Pensaba que Mu Qiqi era como los demás, que quería aconsejarla con un montón de tonterías. Sin embargo, no esperaba que Mu Qiqi fuera tan directa.
—No tiene nada que ver contigo.
—Sí, no tiene nada que ver conmigo. Solo lo lamento. ¿Sabe cuánto se esforzó el Liu Mayor para conseguirle un regalo muy especial?
—Usted no ve al Liu Mayor. Todo lo que ve es odio. Pero ya que ha conseguido su venganza, ¿por qué su enemiga sigue viviendo una vida feliz y tiene tres hijos? Si no fuera por el Liu Mayor, ¿cree que tendría la oportunidad de estar aquí? —criticó Mu Qiqi a la mujer directamente a la cara, enfadada—. La mejor venganza que puede obtener es vivir una vida mejor y más feliz que esa mujer, no agotarse y herir a otros. ¿Cuántos años tiene el Liu Mayor? ¿Cuánto tiempo más puede esperarla? ¿Lo ha pensado alguna vez?
La señora Liu mayor guardó silencio. Porque nadie, ni siquiera su marido, le había dicho todo aquello.
—Nunca he visto a una mujer tan egoísta como usted. Tiene un marido excelente, pero lo hiere. Si no le gusta pero quiere vengarse, debería renunciar a su posición como esposa. ¿Por qué tiene que herir a la persona que es amable con usted?
A la señora Liu mayor se le llenaron los ojos de lágrimas.
Porque, como dijo Mu Qiqi, era una mujer malvada.
—Yo también odio la traición. Me han herido innumerables veces. Pero esas lecciones me enseñaron a distinguir mejor entre el bien y el mal. Me enseñaron a apreciar a quienes no me abandonarían en los momentos difíciles. Si todavía quiere vengarse, no la detendré. Déjeme decirle que, esta noche, este lugar está decorado así porque quiero darles a usted y a su marido la oportunidad de abrirse sus corazones. Si todavía quiere aferrarse a su rencor, puede irse. La enviaré a la otra sede. Pero debo recordarle que piense en lo que perderá después de esta noche. ¡Ni marido, ni amor!
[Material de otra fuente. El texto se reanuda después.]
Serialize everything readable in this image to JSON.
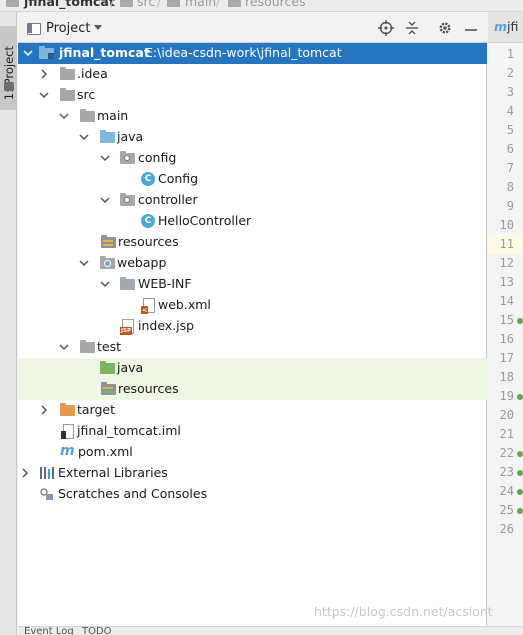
{
  "breadcrumb": {
    "project": "jfinal_tomcat",
    "items": [
      "src",
      "main",
      "resources"
    ]
  },
  "left_stripe": {
    "tab_label": "1: Project"
  },
  "panel": {
    "view_label": "Project"
  },
  "tree": {
    "root_name": "jfinal_tomcat",
    "root_path": "E:\\idea-csdn-work\\jfinal_tomcat",
    "idea": ".idea",
    "src": "src",
    "main": "main",
    "java": "java",
    "config": "config",
    "config_class": "Config",
    "controller": "controller",
    "controller_class": "HelloController",
    "resources": "resources",
    "webapp": "webapp",
    "web_inf": "WEB-INF",
    "web_xml": "web.xml",
    "index_jsp": "index.jsp",
    "test": "test",
    "test_java": "java",
    "test_resources": "resources",
    "target": "target",
    "iml": "jfinal_tomcat.iml",
    "pom": "pom.xml",
    "ext_libs": "External Libraries",
    "scratches": "Scratches and Consoles"
  },
  "editor": {
    "tab_label": "jfi",
    "line_numbers": [
      "1",
      "2",
      "3",
      "4",
      "5",
      "6",
      "7",
      "8",
      "9",
      "10",
      "11",
      "12",
      "13",
      "14",
      "15",
      "16",
      "17",
      "18",
      "19",
      "20",
      "21",
      "22",
      "23",
      "24",
      "25",
      "26"
    ]
  },
  "bottom_tabs": [
    "Event Log",
    "TODO"
  ],
  "watermark": "https://blog.csdn.net/acsiont",
  "colors": {
    "selection": "#2675bf",
    "test_folder_bg": "#eef7e4",
    "module_folder": "#7fb6dc",
    "class_icon": "#4aa8d8"
  }
}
Después de oír esto, la señora Liu mayor entró en pánico.
Tenía miedo, pero simplemente no podía dejarlo ir.
Pero después de todo lo que dijo Mu Qiqi, se dio cuenta de que había estado completamente perdida en su propia mente. De hecho, le había transmitido todo su odio a su marido.
—¿Todavía quiere irse?
La señora Liu mayor sintió los pies pesados. ¿Cómo podría irse ahora?
—Le diré la verdad: los invitados de la otra sede no pueden presenciar nuestra conversación de ahora. Otra cosa que quiero decirle es que el Liu Mayor vendrá aquí esta noche. Tener un marido tan bueno es la mejor venganza que puede obtener, ¿no cree?
Los labios de la señora Liu mayor temblaban. Tenía los ojos llorosos.
—Si quiere, puede dejarlo ir ahora y vivir una vida feliz. Use su felicidad para derrotar a todos los que la hirieron. No sea tonta, solo se hará daño a sí misma. ¿Puede hacerlo? —le preguntó Mu Qiqi con sinceridad.
La señora Liu mayor reflexionó. Finalmente, se decidió. —¡Seguiré su plan!
Todos los presentes le dieron un aplauso a la señora Liu mayor.
Mu Qiqi se sintió aliviada y sonrió. —Bien, pues esta noche le esperan muchas sorpresas. ¡Disfrute! Deje que los de la otra sede se pongan celosos.
Los invitados quedaron muy satisfechos con la actuación de Mu Qiqi. Incluso le levantaron el pulgar en señal de aprobación.
Era la primera que se atrevía a hablarle así a la señora Liu mayor. Por supuesto, fue una buena forma de hacerla reaccionar.
Después de eso, Sheng Xiao puso la mano en la cintura de Mu Qiqi, indicándole que mirara hacia fuera. El Liu Mayor entraba en el salón con un ramo de rosas…
Todos vitorearon…
Y esto deberían verlo los del otro lado.
Cuando la señora Liu mayor se agotaba a sí misma, le daba a la señora Liu menor una sensación de éxito. Era como decirle a la señora Liu menor que la señora Liu mayor siempre le estaba prestando atención.